Where, on Jan.23, 2002, the Supreme Judicial Court issued its decision in the case of Drywall Systems v. ZVI Construction Company, 435 Mass. 664 (2002), I find that the just mentioned decision compels the present court to vacate most of an Oct. 4, 2002 endorsement but not the endorsed result.
“The award of fees pursuant to G.L.c. 151B, §9, is a proper subject for arbitration despite the strictures of G.L.c. 251, §10….
The arbitrator declined to award fees on his belief that G.L.c. 251, §10, barred him from doing so. The plaintiff failed to seek a timely modification of the arbitrator's award per G.L.c. 251, §§12, 13. Drywall was decided on January 23, 2002. The award is dated June 10, 2002. On August 19, 2002, the plaintiff filed her motion for attorney's fees wherein she asked the court, not the arbitrator, to set the fees. The court cannot address the propriety of the arbitrator's decision outside the time limitation imposed by chapter 251….
LaRoche is a unique case wherein legal fees were assessed on a discovery dispute. The dispute arose while the case was pending in the Superior Court. After discovery, the parties entered into binding arbitration. The appellate court held that the pre-arbitration fees were to be set by the Superior Court, not by arbitration.
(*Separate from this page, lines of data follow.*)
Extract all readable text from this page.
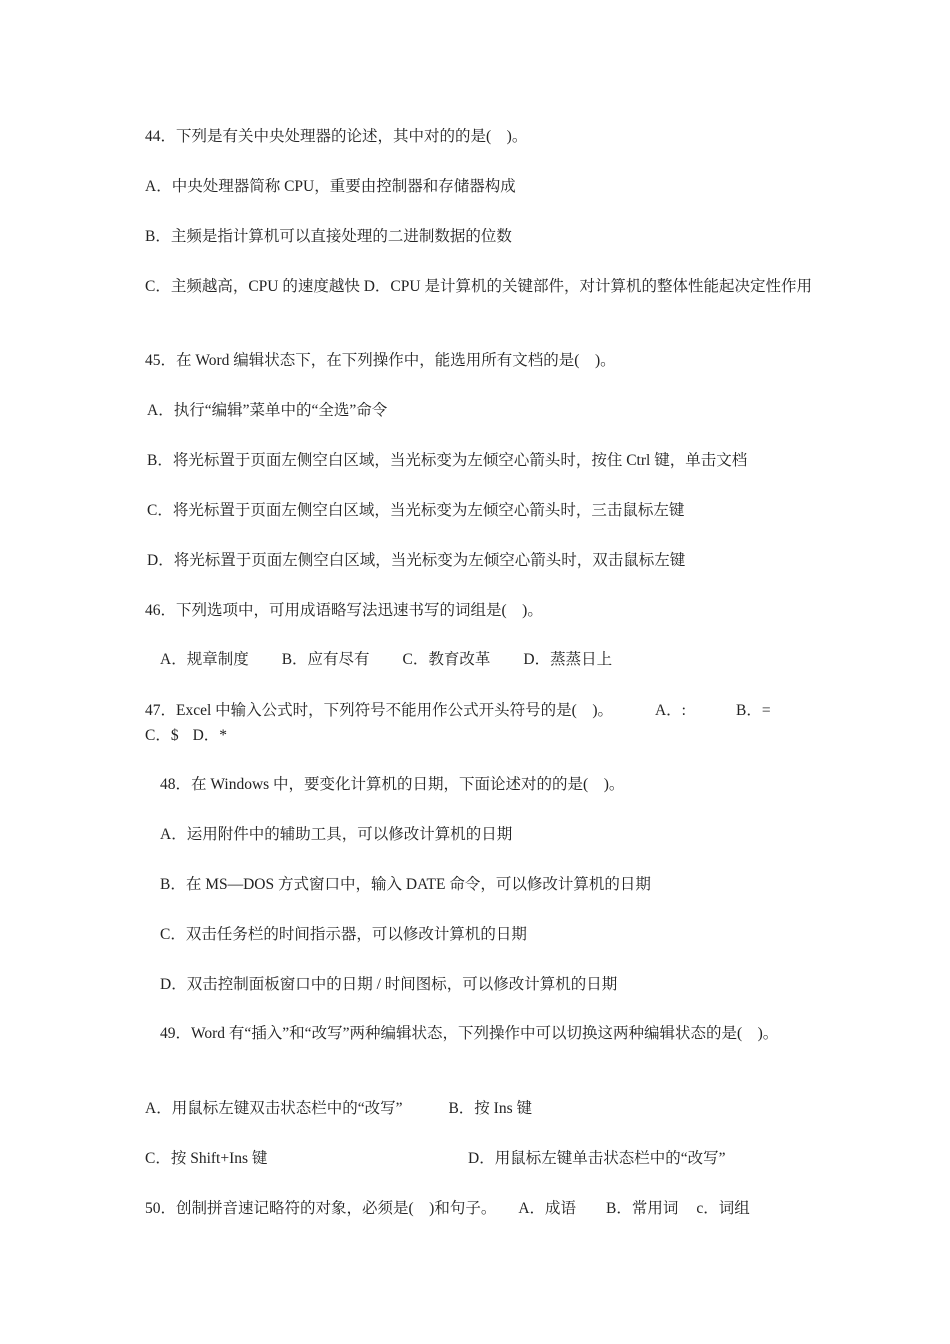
44．下列是有关中央处理器的论述，其中对的的是(　)。
A．中央处理器简称 CPU，重要由控制器和存储器构成
B．主频是指计算机可以直接处理的二进制数据的位数
C．主频越高，CPU 的速度越快 D．CPU 是计算机的关键部件，对计算机的整体性能起决定性作用
45．在 Word 编辑状态下，在下列操作中，能选用所有文档的是(　)。
A．执行“编辑”菜单中的“全选”命令
B．将光标置于页面左侧空白区域，当光标变为左倾空心箭头时，按住 Ctrl 键，单击文档
C．将光标置于页面左侧空白区域，当光标变为左倾空心箭头时，三击鼠标左键
D．将光标置于页面左侧空白区域，当光标变为左倾空心箭头时，双击鼠标左键
46．下列选项中，可用成语略写法迅速书写的词组是(　)。
A．规章制度 B．应有尽有 C．教育改革 D．蒸蒸日上
47．Excel 中输入公式时，下列符号不能用作公式开头符号的是(　)。	A．:	B．=
C．$ D．*
48．在 Windows 中，要变化计算机的日期，下面论述对的的是(　)。
A．运用附件中的辅助工具，可以修改计算机的日期
B．在 MS—DOS 方式窗口中，输入 DATE 命令，可以修改计算机的日期
C．双击任务栏的时间指示器，可以修改计算机的日期
D．双击控制面板窗口中的日期 / 时间图标，可以修改计算机的日期
49．Word 有“插入”和“改写”两种编辑状态，下列操作中可以切换这两种编辑状态的是(　)。
A．用鼠标左键双击状态栏中的“改写”	B．按 Ins 键
C．按 Shift+Ins 键	D．用鼠标左键单击状态栏中的“改写”
50．创制拼音速记略符的对象，必须是(　)和句子。 A．成语 B．常用词 c．词组
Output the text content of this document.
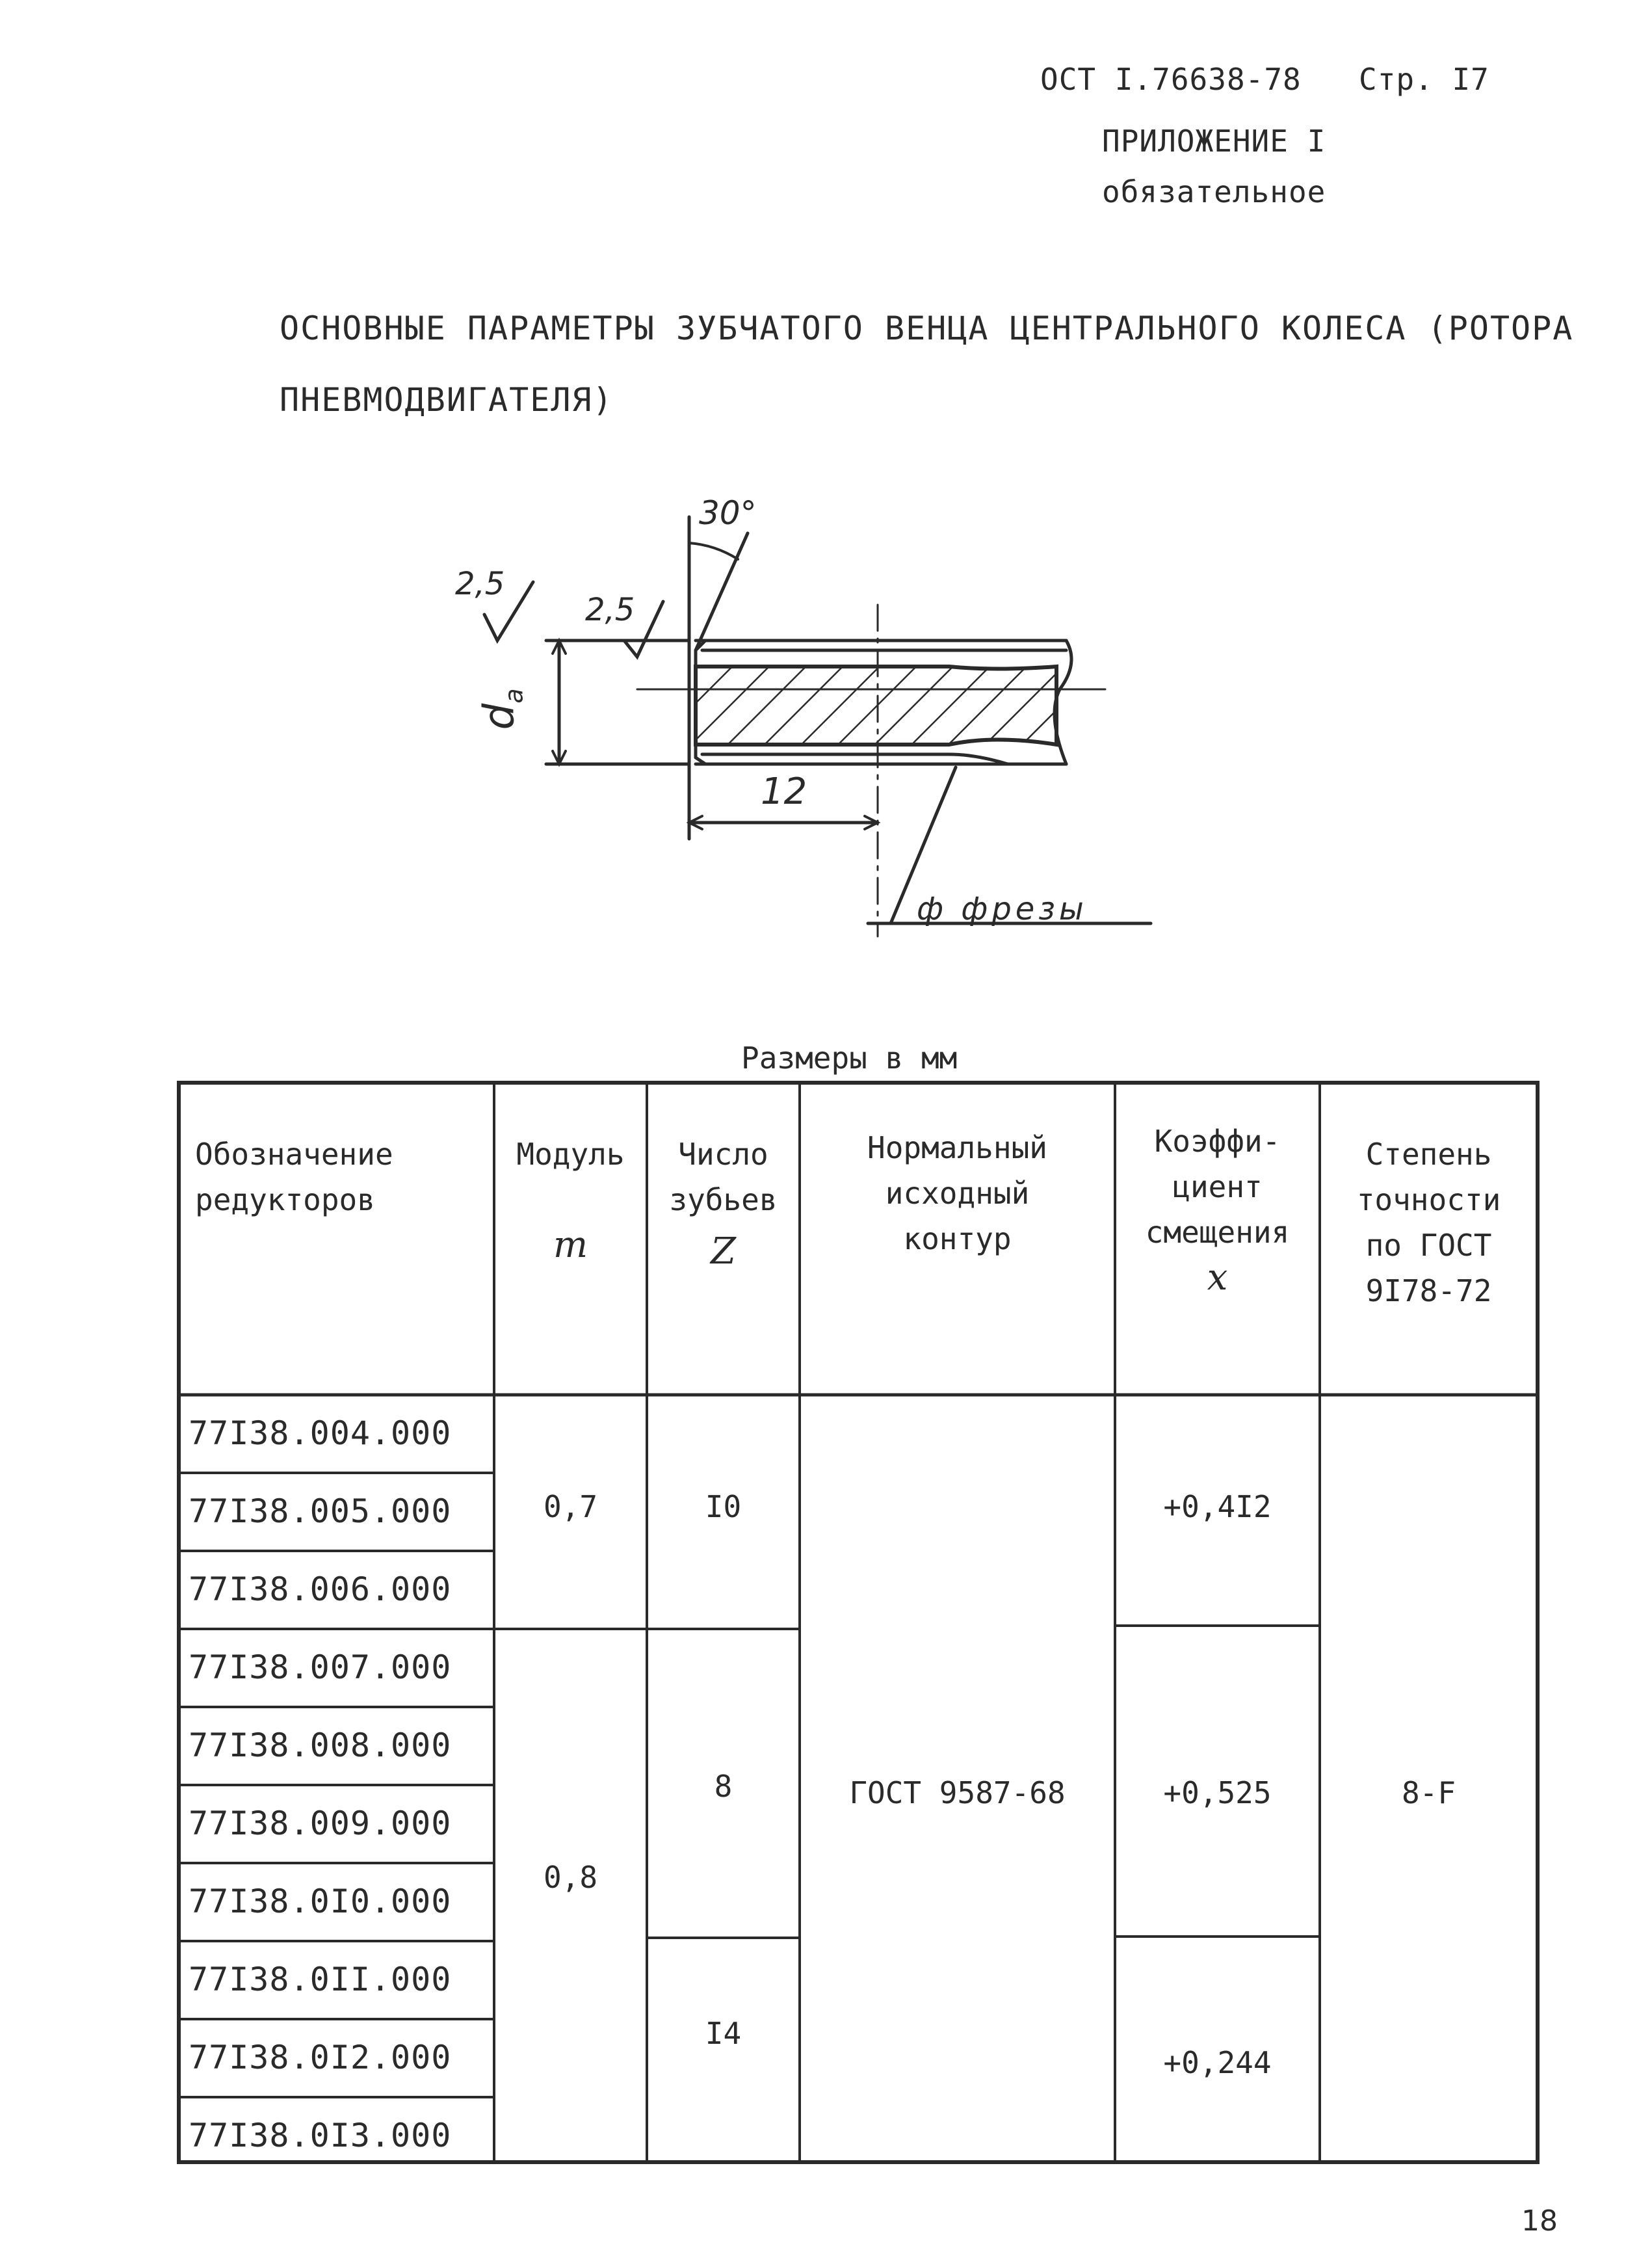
ОСТ I.76638-78 Стр. I7
ПРИЛОЖЕНИЕ I
обязательное
ОСНОВНЫЕ ПАРАМЕТРЫ ЗУБЧАТОГО ВЕНЦА ЦЕНТРАЛЬНОГО КОЛЕСА (РОТОРА
ПНЕВМОДВИГАТЕЛЯ)
30°
2,5
2,5
$d_a$
12
ф фрезы
Размеры в мм
Обозначение
редукторов
Модуль
m
Число
зубьев
Z
Нормальный
исходный
контур
Коэффи-
циент
смещения
x
Степень
точности
по ГОСТ
9I78-72
77I38.004.000
77I38.005.000
77I38.006.000
77I38.007.000
77I38.008.000
77I38.009.000
77I38.0I0.000
77I38.0II.000
77I38.0I2.000
77I38.0I3.000
0,7
0,8
I0
8
I4
ГОСТ 9587-68
+0,4I2
+0,525
+0,244
8-F
18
While the LaRoche decision is instructive, it does not control the case at hand.
[Plaintiff Mary Lyn] Senna and [defendant] Professional Food Service [Management, Inc.] agreed ‘to submit the above-captioned matter' to arbitration. There is no further definition of the scope of the claim within the JAMS Agreement to Arbitrate. Rule 7(a) of the JAMS Streamlined Arbitration Rules and Procedures provides that the pleadings as filed in court constitute notice of the claims being pressed by each party Senna's claim for attorney's fees appears throughout her pleadings. She presented or attempted to present, the issue to the arbitrator. Clearly, the plaintiff committed the issue of her legal fees to arbitration. Fees under G.L.c. 151B, §9, is generally calculated on a lodestar basis…. The reasonableness of the fee ‘is largely discretionary with the judge.' … In this context, the fee for the entire course of proceedings should have been determined by the arbitrator, the person with the best vantage point for making the discretionary call.
For the above-stated reasons, it is ordered that those portions of the endorsement of the court dated October 4, 2002, that are inconsistent with today's decision be vacated, but that reconsideration of the order dated October 4, 2002, denying the plaintiff's Motion for Attorney's Fees, Interest, and Costs be denied.
Senna v. Professional Food Service Management, Inc (Lawyers Weekly No. 12-01903) (3 pages) (Nickerson, J.) (Plymouth Superior Court) Lisa M. MacKenzie for the plaintiff; David S. Katz for the defendant (Civil Action No. 99-949B).